The cancellation of this year’s RBC Canadian Open due to the COVID-19 outbreak marks the first time the 116-year-old golf tournament has been cancelled in peacetime. Since beginning in 1904, the tournament has hosted golfing legends and has been the setting of some of the most memorable moments in golf’s history.
While the Mike Weir era has been a boon for the popularity of golf in Canada, the tournament has been a key PGA stop since the tour’s founding. Back in 1904, the total purse for the tournament amounted to $170, and winner Jack Oke pocketed $60 for his victory. By 2019, the purse had grown to $7.6 million, and winner Rory McIlroy took home nearly $1.4 million for his 7-stroke victory.
“The PGA Tour has kind of grown up around it,” says Bob Weeks, a longtime golf broadcaster who currently works for The Sports Network.
Big Names, Big Moments
When little-known Arnold Palmer notched his first ever PGA win at the Canadian Open in 1955, few realized they were witnessing the beginning of one of the greatest careers in the history of the sport. “It was a pretty memorable year although we didn’t know it then,” says Weeks.
In 1971, Lee Trevino won the tournament along with the U.S. Open and the Open Championship (the British Open), making him the first to win the “Triple Crown” of national golf championships, a feat later matched by Tiger Woods.
Perhaps the single greatest golf moment of the tournament’s history happened in 2000, when Tiger Woods reached the final hole of the tournament with a 1-stroke lead, then promptly hit a drive into a fairway bunker on the right side. He recovered with a 218-foot shot out of the sand that sailed over a water hazard and around a tree to land within meters of the hole. He sank a birdie to seal his only RBC Canadian Open win.
To this day, you see a lot of people, and even Tiger himself, say that it's one of the best shots in the moment of a competition that he's ever hit.
Dan Pino, Golf Canada
“That victory was significant just in terms of the number one player in the world, one of the true icons of the sport, winning the event,” says Dan Pino, director of corporate communications with Golf Canada.

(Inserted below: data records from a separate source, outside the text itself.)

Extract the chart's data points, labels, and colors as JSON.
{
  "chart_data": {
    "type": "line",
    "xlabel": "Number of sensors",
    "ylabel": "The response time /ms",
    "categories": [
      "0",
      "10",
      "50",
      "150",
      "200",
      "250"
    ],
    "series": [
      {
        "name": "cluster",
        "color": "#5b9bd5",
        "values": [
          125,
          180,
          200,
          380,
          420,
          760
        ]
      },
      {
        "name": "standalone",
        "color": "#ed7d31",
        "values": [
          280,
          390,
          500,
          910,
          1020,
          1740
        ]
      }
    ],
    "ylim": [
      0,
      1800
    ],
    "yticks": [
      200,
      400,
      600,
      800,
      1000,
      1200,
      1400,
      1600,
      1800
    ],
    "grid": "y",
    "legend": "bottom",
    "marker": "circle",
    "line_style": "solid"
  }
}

For many Canadians, the 2004 tournament stands out as both memorable and frustrating. Canadian golf hero Mike Weir sought to become the first Canadian winner of the open in fifty years. With just one year since his victory at the Masters, Weir seemed to be in a great position, but he fell short in a sudden-death playoff to Vijay Singh, then the world’s top-ranked golfer.
“I think the ultimate could-have-been moment was 2004,” says Pino. “It was so close, it was so special, and it didn’t quite happen.”
The Golden Bear
Perhaps no golfer has had a closer relationship with the tournament than Jack Nicklaus, who is third in all-time PGA victories and winner of 18 majors — the most ever. Nicknamed The Golden Bear, Nicklaus also designed the famous course at Glen Abbey Golf Club in Oakville which has hosted 30 Canadian Opens.
But the tournament was one of the few that Nicklaus never won, despite playing the Open regularly. He finished as runner-up an incredible seven times, coming close in 1975, when he lost to Tom Weiskopf in a playoff at the Royal Montreal Golf Club, and then in a memorable down-to-the-wire duel with Greg Norman at Glen Abbey in 1984.
“He always came up to play the tournament, and as he’s said many times — he’s told me directly — that this is the one tournament that he really wished he’d won,” says Weeks.
Nicklaus’ frustration may be familiar to the several prominent Canadian golfers that have tried and failed to win the championship over the years, Weir among them. The last Canadian to win the tournament was Pat Fletcher in 1954. While the drought will not end this year due to the cancellation of the tournament, the pool of Canadians with the talent to do so has perhaps never been stronger.
There's enough deep talent there that I think Canadian golf fans are going to be cheering for good Canadian players for quite some time.
Bob Weeks, TSN
“We’ve always had one or two, or three people at the most who have been very good, but this year there’s six or seven of them that may at any point win a tournament,” says Weeks.
Canadian Adam Hadwin came close with a sixth-place finish in 2019, while rising star Mackenzie Hughes finished tied for 14th. Both have won PGA tournaments before, as have Canadians Corey Conners and Nick Taylor.
Other up-and-comers Weeks points to include Hugo Bernard, Joey Savoie and Jared du Toit, all members of the Team Canada Young Pro squad. So while players and fans may be disappointed in the cancellation of the 2020 RBC Canadian Open, the stage is set for more great moments in the coming years.